Response by all three detection assays were similar between inoculating virus serotype, therefore pens of animals were grouped by vaccination status (unvaccinated or vaccinated) and compared by DPI.

● RT-PCR results demonstrated prolonged detection of IAV in OF compared to NS for the 16 day period, in both vaccinated and unvaccinated animals. In vaccinated pens, influenza detection by OF using RT-PCR was better than NS. There was 100% agreement with NS through DPI 6, but OF also detected 50% of the positive pens through DPI 8, as well as intermittent detection through DPI 14. RT-PCR IAV detection results of both sample types were significantly less than IAV detection in unvaccinated pigs.
● IAV was detected from OF by VI, and in unvaccinated groups DPI 1 through 6, similar positive results were detected from both sample types. After DPI 6, virus was not detected by VI from either sample type in unvaccinated or vaccinated groups. In addition, vaccinated pigs did not appear to shed significant virus in OF (VI routinely negative), however, some nasal shedding was detected in these pigs (VI positive on NS up to DPI 6).

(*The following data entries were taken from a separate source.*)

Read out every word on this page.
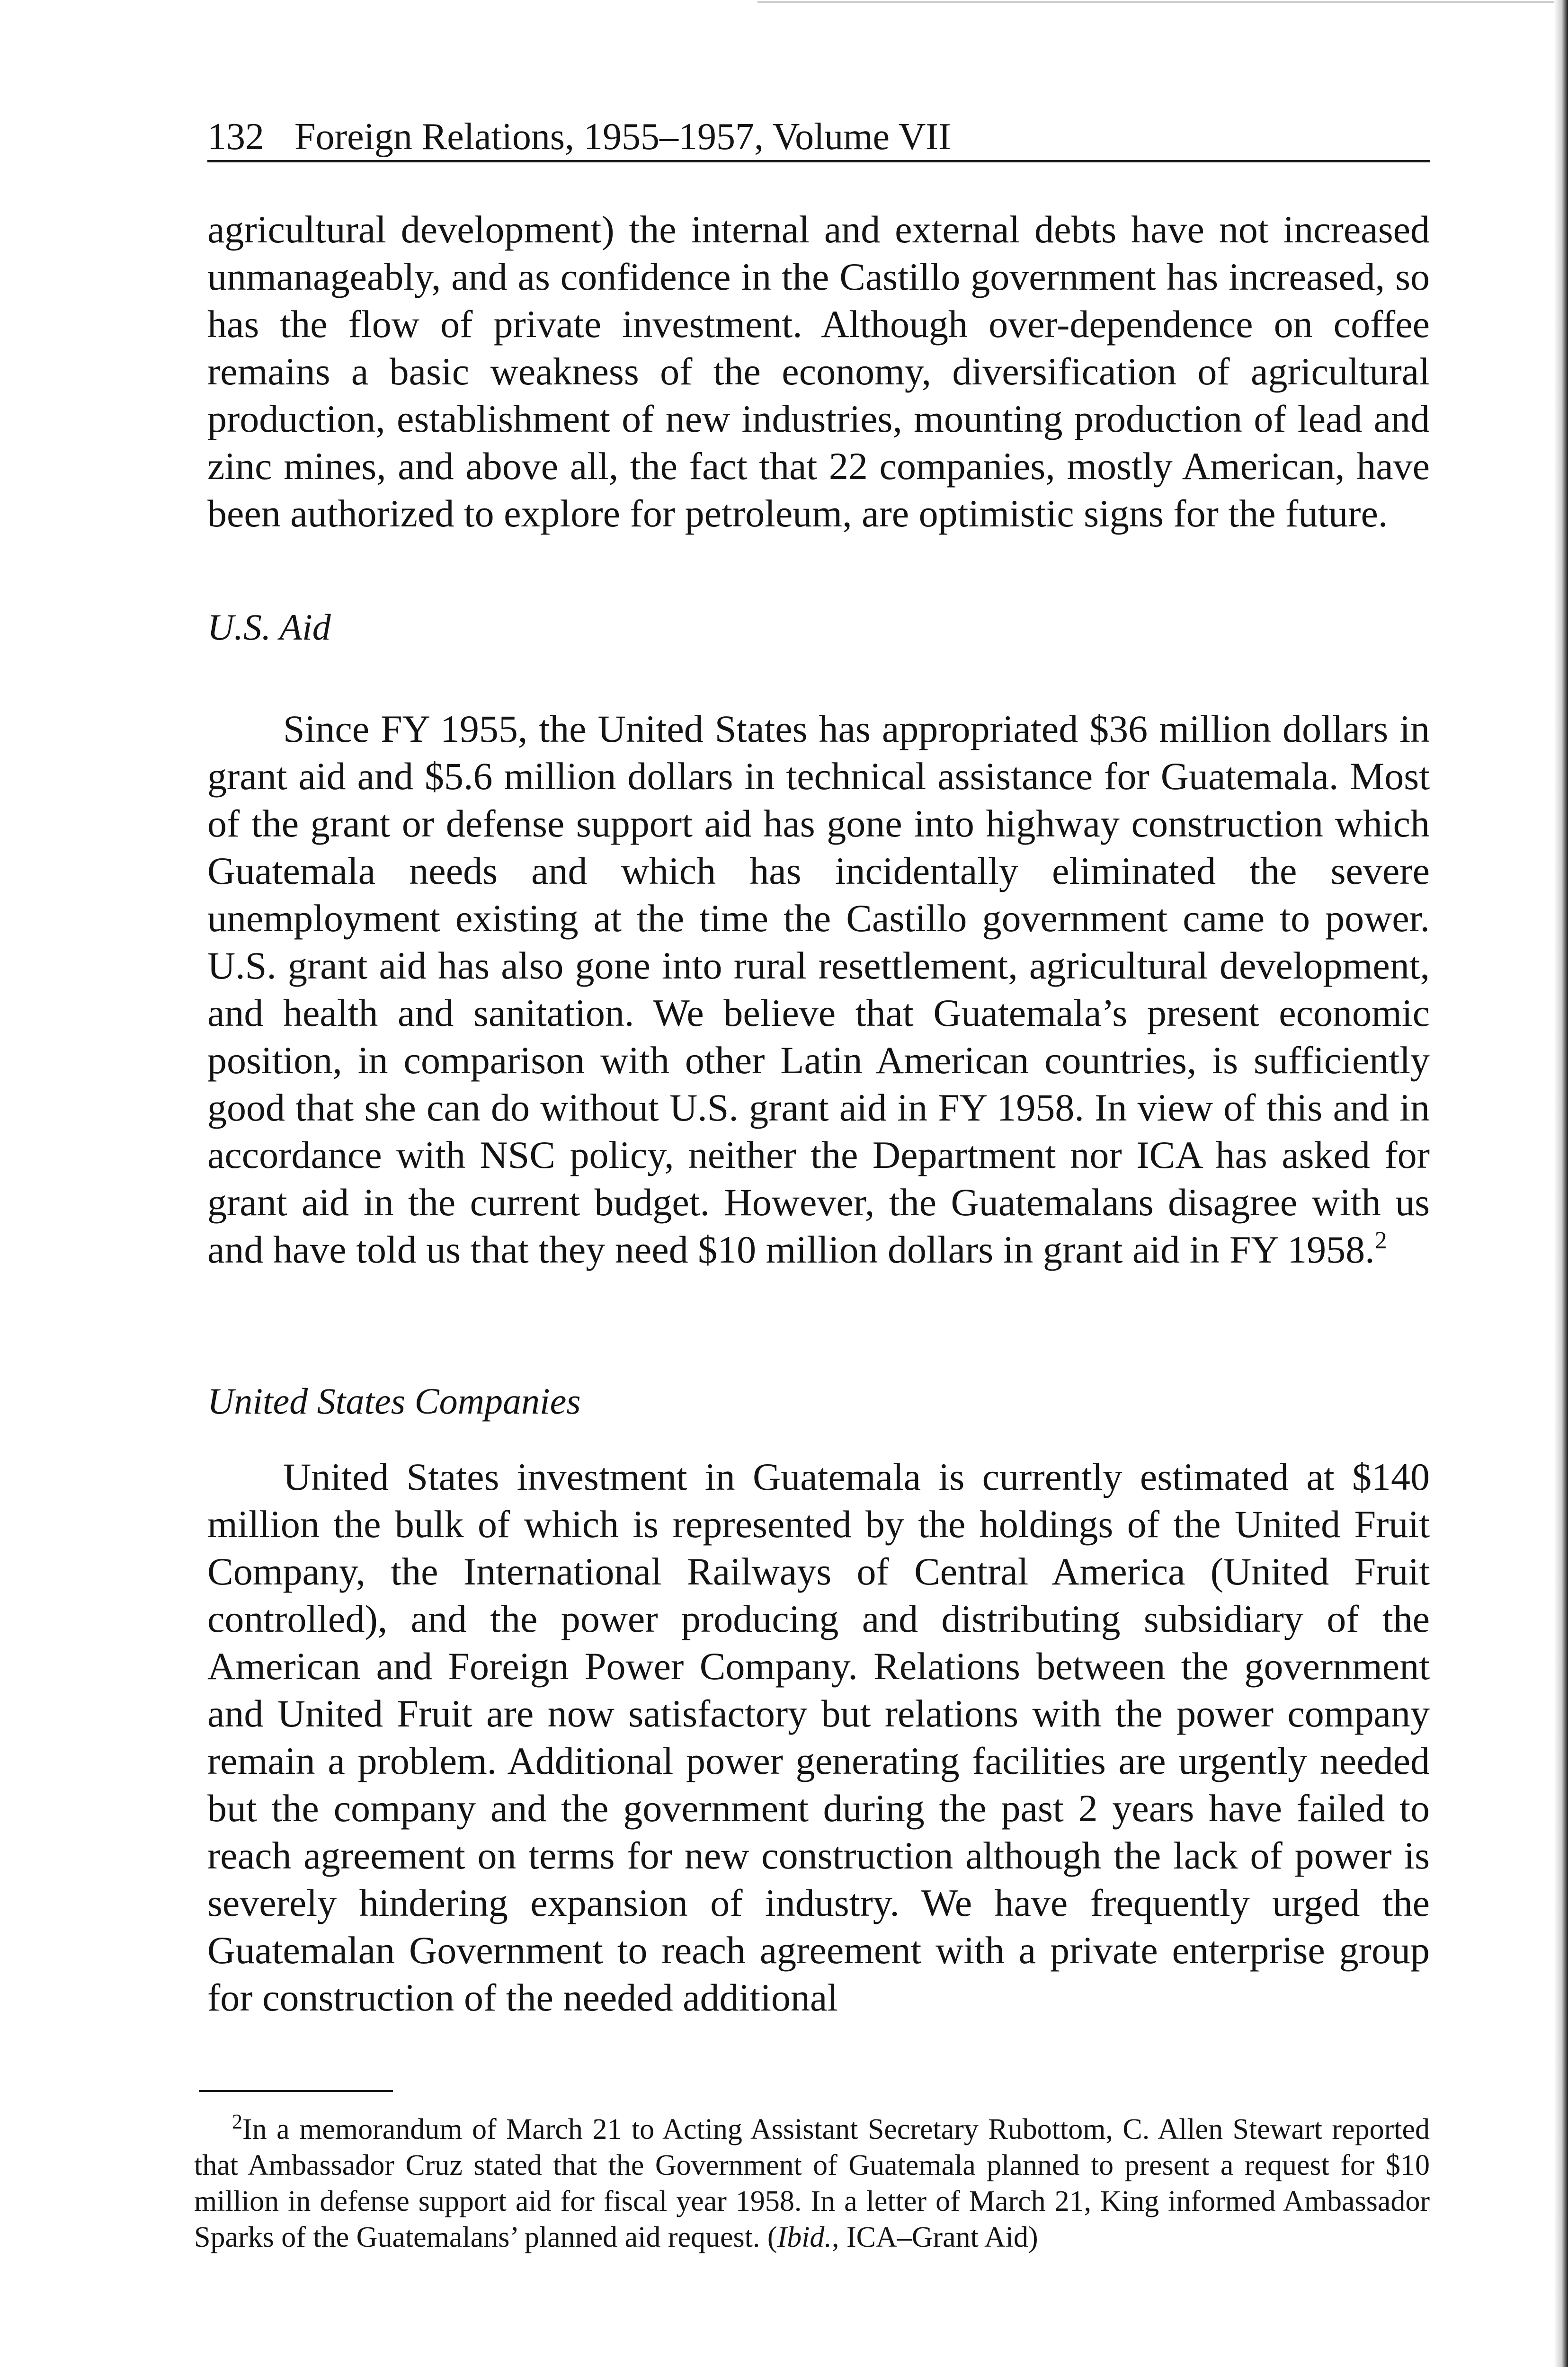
132 Foreign Relations, 1955–1957, Volume VII

agricultural development) the internal and external debts have not increased unmanageably, and as confidence in the Castillo government has increased, so has the flow of private investment. Although over-dependence on coffee remains a basic weakness of the economy, diversification of agricultural production, establishment of new industries, mounting production of lead and zinc mines, and above all, the fact that 22 companies, mostly American, have been authorized to explore for petroleum, are optimistic signs for the future.

U.S. Aid

Since FY 1955, the United States has appropriated $36 million dollars in grant aid and $5.6 million dollars in technical assistance for Guatemala. Most of the grant or defense support aid has gone into highway construction which Guatemala needs and which has incidentally eliminated the severe unemployment existing at the time the Castillo government came to power. U.S. grant aid has also gone into rural resettlement, agricultural development, and health and sanitation. We believe that Guatemala’s present economic position, in comparison with other Latin American countries, is sufficiently good that she can do without U.S. grant aid in FY 1958. In view of this and in accordance with NSC policy, neither the Department nor ICA has asked for grant aid in the current budget. However, the Guatemalans disagree with us and have told us that they need $10 million dollars in grant aid in FY 1958.$^2$

United States Companies

United States investment in Guatemala is currently estimated at $140 million the bulk of which is represented by the holdings of the United Fruit Company, the International Railways of Central America (United Fruit controlled), and the power producing and distributing subsidiary of the American and Foreign Power Company. Relations between the government and United Fruit are now satisfactory but relations with the power company remain a problem. Additional power generating facilities are urgently needed but the company and the government during the past 2 years have failed to reach agreement on terms for new construction although the lack of power is severely hindering expansion of industry. We have frequently urged the Guatemalan Government to reach agreement with a private enterprise group for construction of the needed additional

$^2$In a memorandum of March 21 to Acting Assistant Secretary Rubottom, C. Allen Stewart reported that Ambassador Cruz stated that the Government of Guatemala planned to present a request for $10 million in defense support aid for fiscal year 1958. In a letter of March 21, King informed Ambassador Sparks of the Guatemalans’ planned aid request. (Ibid., ICA–Grant Aid)
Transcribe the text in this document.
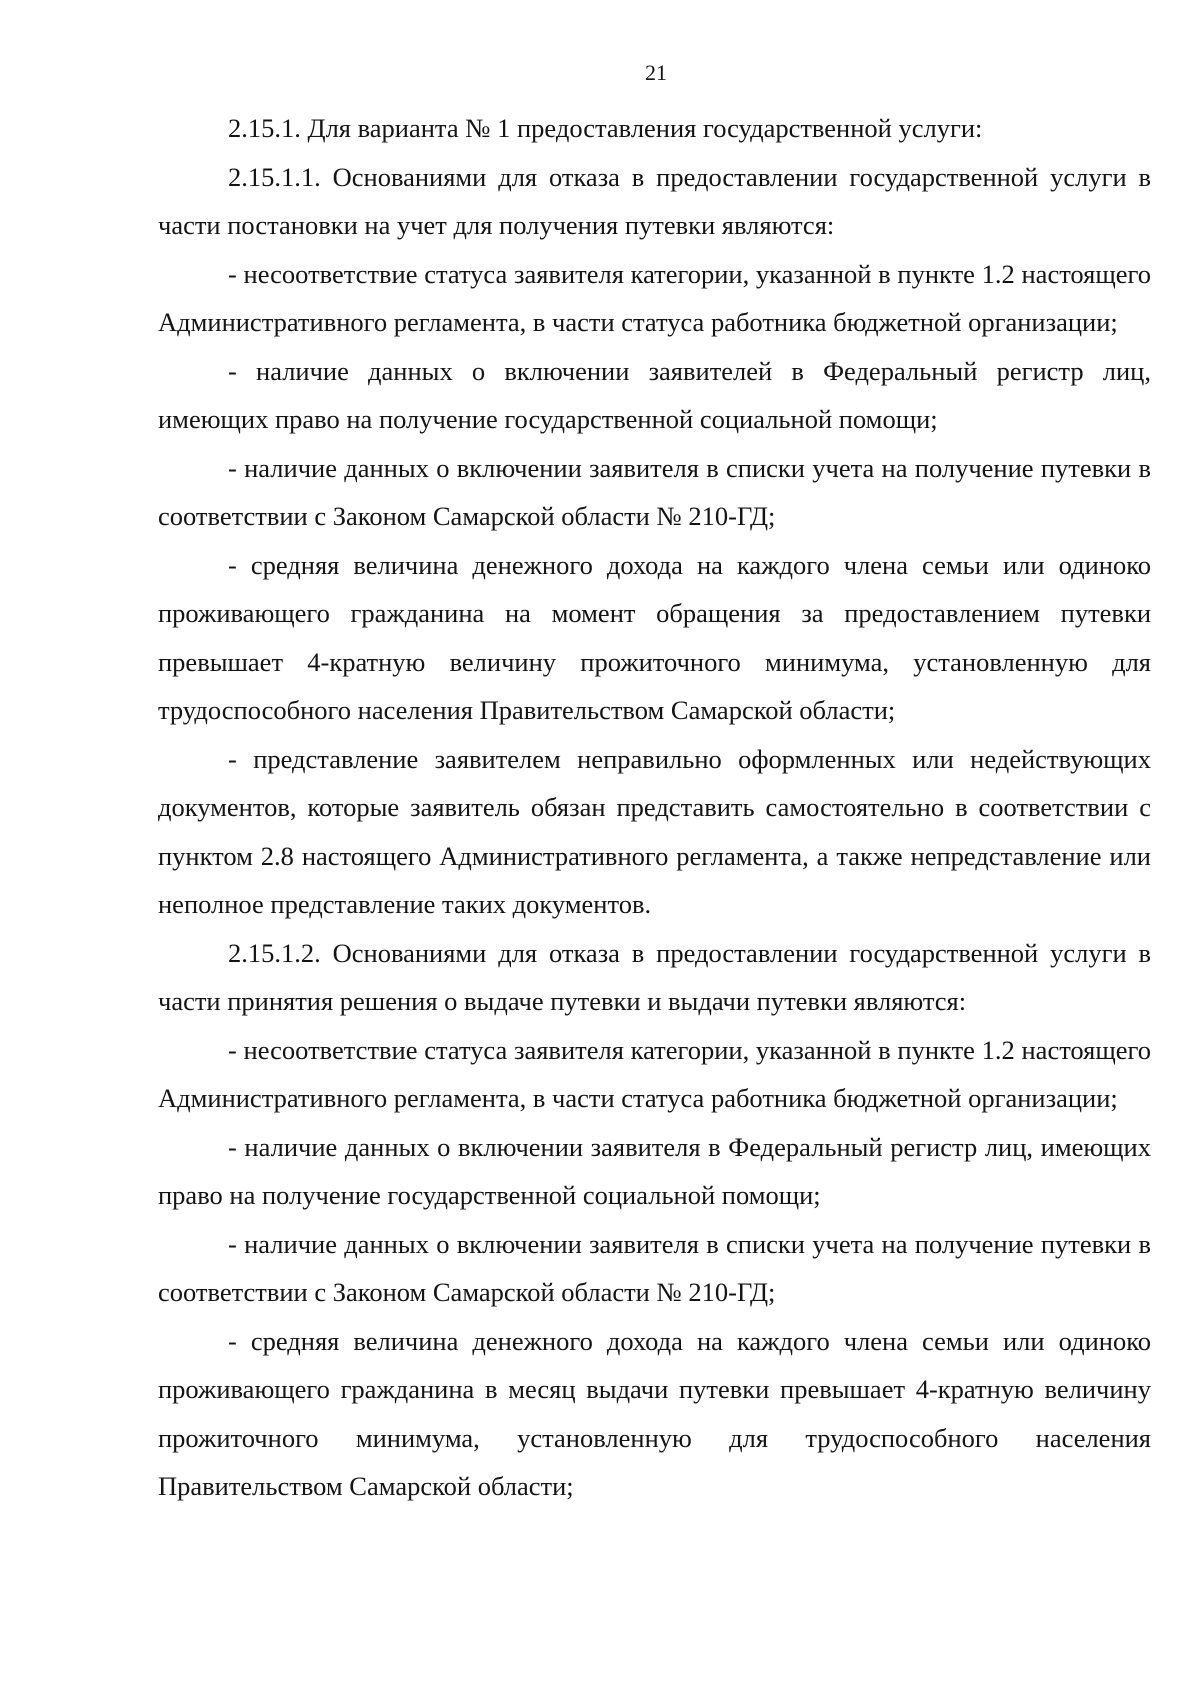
21

2.15.1. Для варианта № 1 предоставления государственной услуги:

2.15.1.1. Основаниями для отказа в предоставлении государственной услуги в части постановки на учет для получения путевки являются:

- несоответствие статуса заявителя категории, указанной в пункте 1.2 настоящего Административного регламента, в части статуса работника бюджетной организации;

- наличие данных о включении заявителей в Федеральный регистр лиц, имеющих право на получение государственной социальной помощи;

- наличие данных о включении заявителя в списки учета на получение путевки в соответствии с Законом Самарской области № 210-ГД;

- средняя величина денежного дохода на каждого члена семьи или одиноко проживающего гражданина на момент обращения за предоставлением путевки превышает 4-кратную величину прожиточного минимума, установленную для трудоспособного населения Правительством Самарской области;

- представление заявителем неправильно оформленных или недействующих документов, которые заявитель обязан представить самостоятельно в соответствии с пунктом 2.8 настоящего Административного регламента, а также непредставление или неполное представление таких документов.

2.15.1.2. Основаниями для отказа в предоставлении государственной услуги в части принятия решения о выдаче путевки и выдачи путевки являются:

- несоответствие статуса заявителя категории, указанной в пункте 1.2 настоящего Административного регламента, в части статуса работника бюджетной организации;

- наличие данных о включении заявителя в Федеральный регистр лиц, имеющих право на получение государственной социальной помощи;

- наличие данных о включении заявителя в списки учета на получение путевки в соответствии с Законом Самарской области № 210-ГД;

- средняя величина денежного дохода на каждого члена семьи или одиноко проживающего гражданина в месяц выдачи путевки превышает 4-кратную величину прожиточного минимума, установленную для трудоспособного населения Правительством Самарской области;
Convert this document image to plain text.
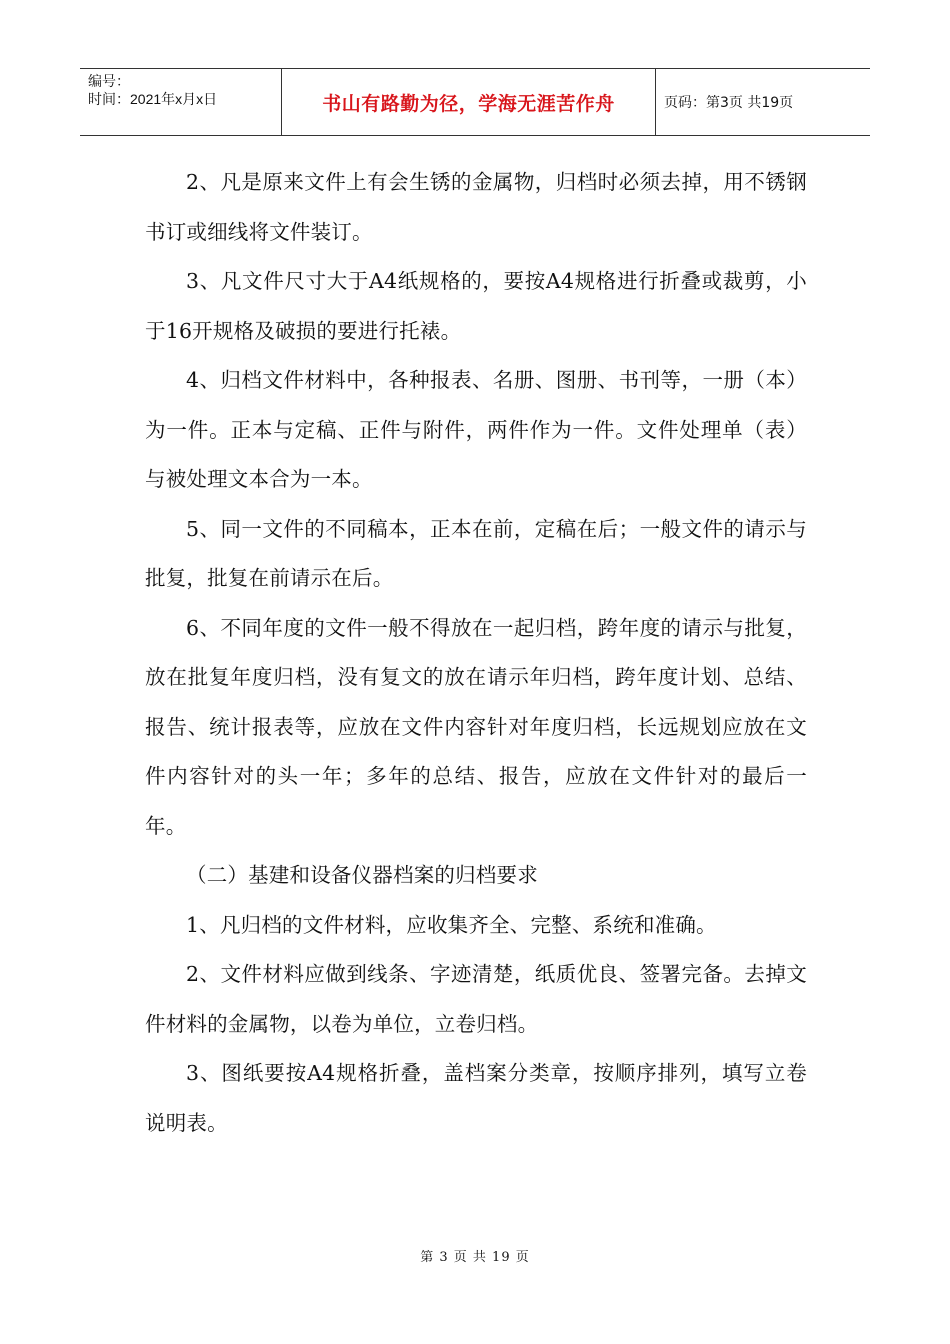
编号：
时间：2021年x月x日	书山有路勤为径，学海无涯苦作舟	页码：第3页 共19页

2、凡是原来文件上有会生锈的金属物，归档时必须去掉，用不锈钢书订或细线将文件装订。

3、凡文件尺寸大于A4纸规格的，要按A4规格进行折叠或裁剪，小于16开规格及破损的要进行托裱。

4、归档文件材料中，各种报表、名册、图册、书刊等，一册（本）为一件。正本与定稿、正件与附件，两件作为一件。文件处理单（表）与被处理文本合为一本。

5、同一文件的不同稿本，正本在前，定稿在后；一般文件的请示与批复，批复在前请示在后。

6、不同年度的文件一般不得放在一起归档，跨年度的请示与批复，放在批复年度归档，没有复文的放在请示年归档，跨年度计划、总结、报告、统计报表等，应放在文件内容针对年度归档，长远规划应放在文件内容针对的头一年；多年的总结、报告，应放在文件针对的最后一年。

（二）基建和设备仪器档案的归档要求

1、凡归档的文件材料，应收集齐全、完整、系统和准确。

2、文件材料应做到线条、字迹清楚，纸质优良、签署完备。去掉文件材料的金属物，以卷为单位，立卷归档。

3、图纸要按A4规格折叠，盖档案分类章，按顺序排列，填写立卷说明表。

第 3 页 共 19 页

● The VetScan® Rapid Avian Influenza A Antigen Test had a similar sensitivity to VI for both OF and NS samples in unvaccinated groups; detection was limited to, but equivalent, during DPI 2-5. In vaccinates, OF was not a suitable sample for the detection of IAV by the VetScan®, although NS only detected between 80% and 17% of the 6 pens and only through DPI 5.
● False positive RT-PCR results were reported in 2 OF and 4 NS on DPI 0 and 1 OF on DPI 4 (sample from the negative control group). One false positive VI was reported in 1 NS on DPI 0. RT-PCR positives from OF were accurately characterized by H and N subtyping 85.3% of the time, mis-characterized 1.9% and reported untypeable in 13.1% of the samples (9% on DPI 1, and 75% after DPI 7).

The results of this study have significant importance to the swine industry and influenza surveillance programs. From this study, a pen based OF sample is at least equivalent (DPI 1-6) to the traditional sampling technique (NS) and often a superior sample (≤DPI 16) to NS for the detection of IAV using RT-PCR. In addition, IAV can be isolated from OF but vaccination reduces the level and duration of oral shedding of IAV. Because successful VI is unlikely from vaccinated pigs, RT-PCR should be the detection method of choice. In particular, the matrix RT-PCR screening assay using oral fluid is highly suitable for surveillance programs. The Vetscan® Avian Influenza Rapid Test can detect contemporary IAV from DPI 2-5 in both OF and NS samples from unvaccinated pigs, but like VI, sensitivity is low after DPI 6 in unvaccinated animals and shedding in OF is not easily detected in vaccinated animals.